A quarter of Banner's bonus is related to customer satisfaction, which is determined by a Net Promoter Score, a concept introduced by Frederick F. Reichheld in the 2003 Harvard Business Review article "One Number You Need to Grow." This score is calculated based on responses to the question: "How likely is it that you would recommend our company/product/service to a friend or colleague?"

Respondents select their answer from a 10-point scale. "If you're a nine or a 10, you're a promoter," Morehouse explains. "If you're a one, two, or three, you're a detractor. Everything in between is a neutral. To arrive at the total, you subtract your negatives from your positives, so it's a pretty high bar."

Banner used 2017 data to establish a baseline. In 2018, leaders set improvement goals for particular areas, such as the emergency department. While the performance of only certain departments was measured during 2018, all bonuses—even leaders with no direct responsibility for that area of business—were impacted.

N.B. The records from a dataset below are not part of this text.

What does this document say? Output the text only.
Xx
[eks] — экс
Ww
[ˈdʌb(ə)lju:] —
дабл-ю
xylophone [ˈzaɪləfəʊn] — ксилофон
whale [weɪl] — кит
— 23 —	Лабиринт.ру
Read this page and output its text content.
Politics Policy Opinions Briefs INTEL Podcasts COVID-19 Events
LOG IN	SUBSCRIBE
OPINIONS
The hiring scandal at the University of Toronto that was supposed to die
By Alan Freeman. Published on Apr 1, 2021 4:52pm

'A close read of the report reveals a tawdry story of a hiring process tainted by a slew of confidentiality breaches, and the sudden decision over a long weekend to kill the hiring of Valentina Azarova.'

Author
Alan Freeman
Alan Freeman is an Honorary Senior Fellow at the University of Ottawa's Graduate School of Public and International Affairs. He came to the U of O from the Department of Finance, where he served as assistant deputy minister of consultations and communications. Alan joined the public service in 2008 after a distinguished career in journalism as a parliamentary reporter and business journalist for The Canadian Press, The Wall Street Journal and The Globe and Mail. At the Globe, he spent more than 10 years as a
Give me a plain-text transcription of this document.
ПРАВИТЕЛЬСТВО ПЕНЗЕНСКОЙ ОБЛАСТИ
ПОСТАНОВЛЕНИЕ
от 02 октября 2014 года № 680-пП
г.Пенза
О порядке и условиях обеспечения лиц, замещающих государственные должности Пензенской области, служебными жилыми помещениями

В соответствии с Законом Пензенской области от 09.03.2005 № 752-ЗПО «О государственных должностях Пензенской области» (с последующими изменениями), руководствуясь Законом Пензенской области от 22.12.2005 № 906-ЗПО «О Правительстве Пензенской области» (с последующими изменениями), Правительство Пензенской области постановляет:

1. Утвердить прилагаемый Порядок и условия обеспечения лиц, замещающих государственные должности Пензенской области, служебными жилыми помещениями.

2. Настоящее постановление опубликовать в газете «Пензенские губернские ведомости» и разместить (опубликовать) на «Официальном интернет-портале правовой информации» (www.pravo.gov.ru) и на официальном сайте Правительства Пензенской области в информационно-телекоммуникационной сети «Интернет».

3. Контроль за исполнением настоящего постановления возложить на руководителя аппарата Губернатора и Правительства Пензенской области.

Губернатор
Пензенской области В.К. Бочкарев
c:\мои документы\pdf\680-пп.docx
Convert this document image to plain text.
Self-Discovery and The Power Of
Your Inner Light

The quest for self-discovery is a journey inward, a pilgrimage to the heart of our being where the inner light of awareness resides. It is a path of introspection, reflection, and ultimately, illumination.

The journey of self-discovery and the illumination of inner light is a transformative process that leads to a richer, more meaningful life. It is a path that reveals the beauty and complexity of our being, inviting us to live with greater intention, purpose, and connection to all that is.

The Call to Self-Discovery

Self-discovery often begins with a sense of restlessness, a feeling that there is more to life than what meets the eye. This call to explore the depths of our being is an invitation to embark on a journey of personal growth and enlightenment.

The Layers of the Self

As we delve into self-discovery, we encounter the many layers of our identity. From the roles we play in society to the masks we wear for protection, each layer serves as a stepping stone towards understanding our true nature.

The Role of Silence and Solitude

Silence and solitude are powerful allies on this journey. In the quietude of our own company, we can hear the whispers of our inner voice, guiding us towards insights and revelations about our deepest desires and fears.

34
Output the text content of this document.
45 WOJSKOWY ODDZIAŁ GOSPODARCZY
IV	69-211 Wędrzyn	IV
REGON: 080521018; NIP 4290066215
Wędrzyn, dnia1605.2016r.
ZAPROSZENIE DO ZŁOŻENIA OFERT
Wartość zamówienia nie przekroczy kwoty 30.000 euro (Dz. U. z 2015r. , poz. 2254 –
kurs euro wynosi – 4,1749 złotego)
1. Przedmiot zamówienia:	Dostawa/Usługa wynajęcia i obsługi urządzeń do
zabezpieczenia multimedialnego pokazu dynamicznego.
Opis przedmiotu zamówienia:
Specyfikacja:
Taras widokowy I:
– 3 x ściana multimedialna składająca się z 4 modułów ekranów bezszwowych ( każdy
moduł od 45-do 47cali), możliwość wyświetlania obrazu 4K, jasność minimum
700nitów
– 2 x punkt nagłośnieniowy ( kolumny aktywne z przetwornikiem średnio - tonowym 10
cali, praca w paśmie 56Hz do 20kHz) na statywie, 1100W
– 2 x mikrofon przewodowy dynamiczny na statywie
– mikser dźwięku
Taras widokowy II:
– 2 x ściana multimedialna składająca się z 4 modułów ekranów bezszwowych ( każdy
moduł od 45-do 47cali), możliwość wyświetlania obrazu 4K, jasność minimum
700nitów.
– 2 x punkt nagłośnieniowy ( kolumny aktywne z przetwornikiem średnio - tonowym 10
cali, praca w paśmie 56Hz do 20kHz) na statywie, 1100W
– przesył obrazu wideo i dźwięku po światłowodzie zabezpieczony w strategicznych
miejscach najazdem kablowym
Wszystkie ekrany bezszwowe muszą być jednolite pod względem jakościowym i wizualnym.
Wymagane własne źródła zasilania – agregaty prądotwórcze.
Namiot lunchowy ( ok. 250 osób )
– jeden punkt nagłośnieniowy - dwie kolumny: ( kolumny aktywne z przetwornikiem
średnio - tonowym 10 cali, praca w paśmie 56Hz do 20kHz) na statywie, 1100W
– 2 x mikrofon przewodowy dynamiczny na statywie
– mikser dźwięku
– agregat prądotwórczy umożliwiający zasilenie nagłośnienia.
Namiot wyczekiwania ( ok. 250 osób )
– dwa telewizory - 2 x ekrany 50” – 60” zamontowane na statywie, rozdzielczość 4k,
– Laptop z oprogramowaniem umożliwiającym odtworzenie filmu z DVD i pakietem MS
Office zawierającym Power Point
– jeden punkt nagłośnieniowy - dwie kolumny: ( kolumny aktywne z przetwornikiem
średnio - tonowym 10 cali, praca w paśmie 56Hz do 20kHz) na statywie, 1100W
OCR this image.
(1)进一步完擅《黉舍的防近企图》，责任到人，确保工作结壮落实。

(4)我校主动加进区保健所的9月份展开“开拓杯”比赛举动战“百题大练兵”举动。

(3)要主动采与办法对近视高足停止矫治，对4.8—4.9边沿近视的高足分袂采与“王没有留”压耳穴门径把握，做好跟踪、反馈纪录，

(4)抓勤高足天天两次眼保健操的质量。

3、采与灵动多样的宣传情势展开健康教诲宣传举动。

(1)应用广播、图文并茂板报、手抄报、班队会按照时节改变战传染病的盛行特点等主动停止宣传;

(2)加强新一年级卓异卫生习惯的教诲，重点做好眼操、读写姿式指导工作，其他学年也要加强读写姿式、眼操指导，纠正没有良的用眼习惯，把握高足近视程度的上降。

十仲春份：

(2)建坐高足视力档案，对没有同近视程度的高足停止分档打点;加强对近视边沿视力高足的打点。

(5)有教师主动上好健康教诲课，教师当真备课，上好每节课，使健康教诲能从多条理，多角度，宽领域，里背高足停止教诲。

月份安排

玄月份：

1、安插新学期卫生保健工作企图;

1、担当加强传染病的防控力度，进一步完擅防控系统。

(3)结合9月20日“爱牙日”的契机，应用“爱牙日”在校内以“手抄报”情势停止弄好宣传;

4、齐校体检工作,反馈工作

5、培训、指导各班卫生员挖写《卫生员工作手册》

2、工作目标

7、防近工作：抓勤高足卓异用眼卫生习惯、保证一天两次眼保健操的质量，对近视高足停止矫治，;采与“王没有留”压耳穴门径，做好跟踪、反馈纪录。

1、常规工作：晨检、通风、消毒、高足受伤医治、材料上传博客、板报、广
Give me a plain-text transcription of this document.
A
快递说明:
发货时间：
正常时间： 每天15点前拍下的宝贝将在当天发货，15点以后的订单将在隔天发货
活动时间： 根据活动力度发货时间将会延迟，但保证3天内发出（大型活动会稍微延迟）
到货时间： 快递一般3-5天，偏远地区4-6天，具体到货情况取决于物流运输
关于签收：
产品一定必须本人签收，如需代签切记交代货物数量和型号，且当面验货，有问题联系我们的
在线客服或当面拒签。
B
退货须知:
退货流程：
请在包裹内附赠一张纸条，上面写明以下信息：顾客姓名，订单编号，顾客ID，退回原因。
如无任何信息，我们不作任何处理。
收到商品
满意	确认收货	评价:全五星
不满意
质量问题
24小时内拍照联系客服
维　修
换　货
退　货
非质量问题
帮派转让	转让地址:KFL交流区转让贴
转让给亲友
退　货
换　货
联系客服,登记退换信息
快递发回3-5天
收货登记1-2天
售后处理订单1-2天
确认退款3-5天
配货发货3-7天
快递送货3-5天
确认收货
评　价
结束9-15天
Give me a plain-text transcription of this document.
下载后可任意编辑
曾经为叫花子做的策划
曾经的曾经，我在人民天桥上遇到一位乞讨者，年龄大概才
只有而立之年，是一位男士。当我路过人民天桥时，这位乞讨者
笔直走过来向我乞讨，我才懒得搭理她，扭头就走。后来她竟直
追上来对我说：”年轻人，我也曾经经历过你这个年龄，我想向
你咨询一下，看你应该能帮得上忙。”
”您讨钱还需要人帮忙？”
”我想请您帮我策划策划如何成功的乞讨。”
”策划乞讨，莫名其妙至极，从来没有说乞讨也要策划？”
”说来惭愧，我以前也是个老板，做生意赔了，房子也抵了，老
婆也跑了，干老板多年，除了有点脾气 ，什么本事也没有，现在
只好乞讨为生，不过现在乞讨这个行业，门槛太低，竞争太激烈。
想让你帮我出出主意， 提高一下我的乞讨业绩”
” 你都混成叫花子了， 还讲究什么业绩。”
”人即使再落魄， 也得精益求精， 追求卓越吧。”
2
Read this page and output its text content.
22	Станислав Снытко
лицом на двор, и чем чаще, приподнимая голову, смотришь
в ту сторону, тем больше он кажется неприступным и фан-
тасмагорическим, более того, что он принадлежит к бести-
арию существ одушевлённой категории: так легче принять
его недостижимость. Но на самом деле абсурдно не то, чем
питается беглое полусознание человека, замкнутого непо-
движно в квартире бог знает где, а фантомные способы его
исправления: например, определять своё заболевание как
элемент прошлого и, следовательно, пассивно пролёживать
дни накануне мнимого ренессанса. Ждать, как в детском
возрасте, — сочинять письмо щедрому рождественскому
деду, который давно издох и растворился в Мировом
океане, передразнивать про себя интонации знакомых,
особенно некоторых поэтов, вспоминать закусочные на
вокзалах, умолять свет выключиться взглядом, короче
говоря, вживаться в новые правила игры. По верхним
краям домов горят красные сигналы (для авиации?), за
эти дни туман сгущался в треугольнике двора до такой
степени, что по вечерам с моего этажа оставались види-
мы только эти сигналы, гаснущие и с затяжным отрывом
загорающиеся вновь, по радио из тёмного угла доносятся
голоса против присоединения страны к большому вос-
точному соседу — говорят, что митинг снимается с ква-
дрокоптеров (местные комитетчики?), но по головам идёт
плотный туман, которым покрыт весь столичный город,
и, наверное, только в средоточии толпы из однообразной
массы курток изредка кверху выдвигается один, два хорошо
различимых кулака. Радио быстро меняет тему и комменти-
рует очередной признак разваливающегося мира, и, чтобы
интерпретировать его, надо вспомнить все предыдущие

"If you really want to drive behaviors, you want people to stop thinking [in] silos," she says. "They can only be successful if their neighbor is successful. It's a shared goal. It doesn't matter if it's your department or someone else's; we all own the customer experience."

Adding customer satisfaction to the mix "was a big, big change for our frontlines, for doctors, for nurses—for the entire company," says Morehouse.

Morehouse says that one Banner executive pointed out that the initiative was based on an assumption that a Net Promoter Score increase would also result in an improvement in HCAHPS scores, which are tied to reimbursement. To ensure the connection is valid, Banner analyzes the data annually. She says they have verified a correlation between the upward trend of Net Promoter and HCAHPS scores.

Banner sent out 317,000 surveys last year to measure customer satisfaction. Morehouse declined to disclose the percentage by which HCAHPS and Net Promoter Scores improved, but she said the goal was met and bonuses were paid.

Mandy Roth is the innovations editor at HealthLeaders.


KEY TAKEAWAYS

Online search optimization is part of the health system's growth strategy.

Representatives respond to all online posts within an hour and call anyone making a negative comment.

Leadership bonuses are tied to improving satisfaction, even if there is no direct line of responsibility for the departments being measured.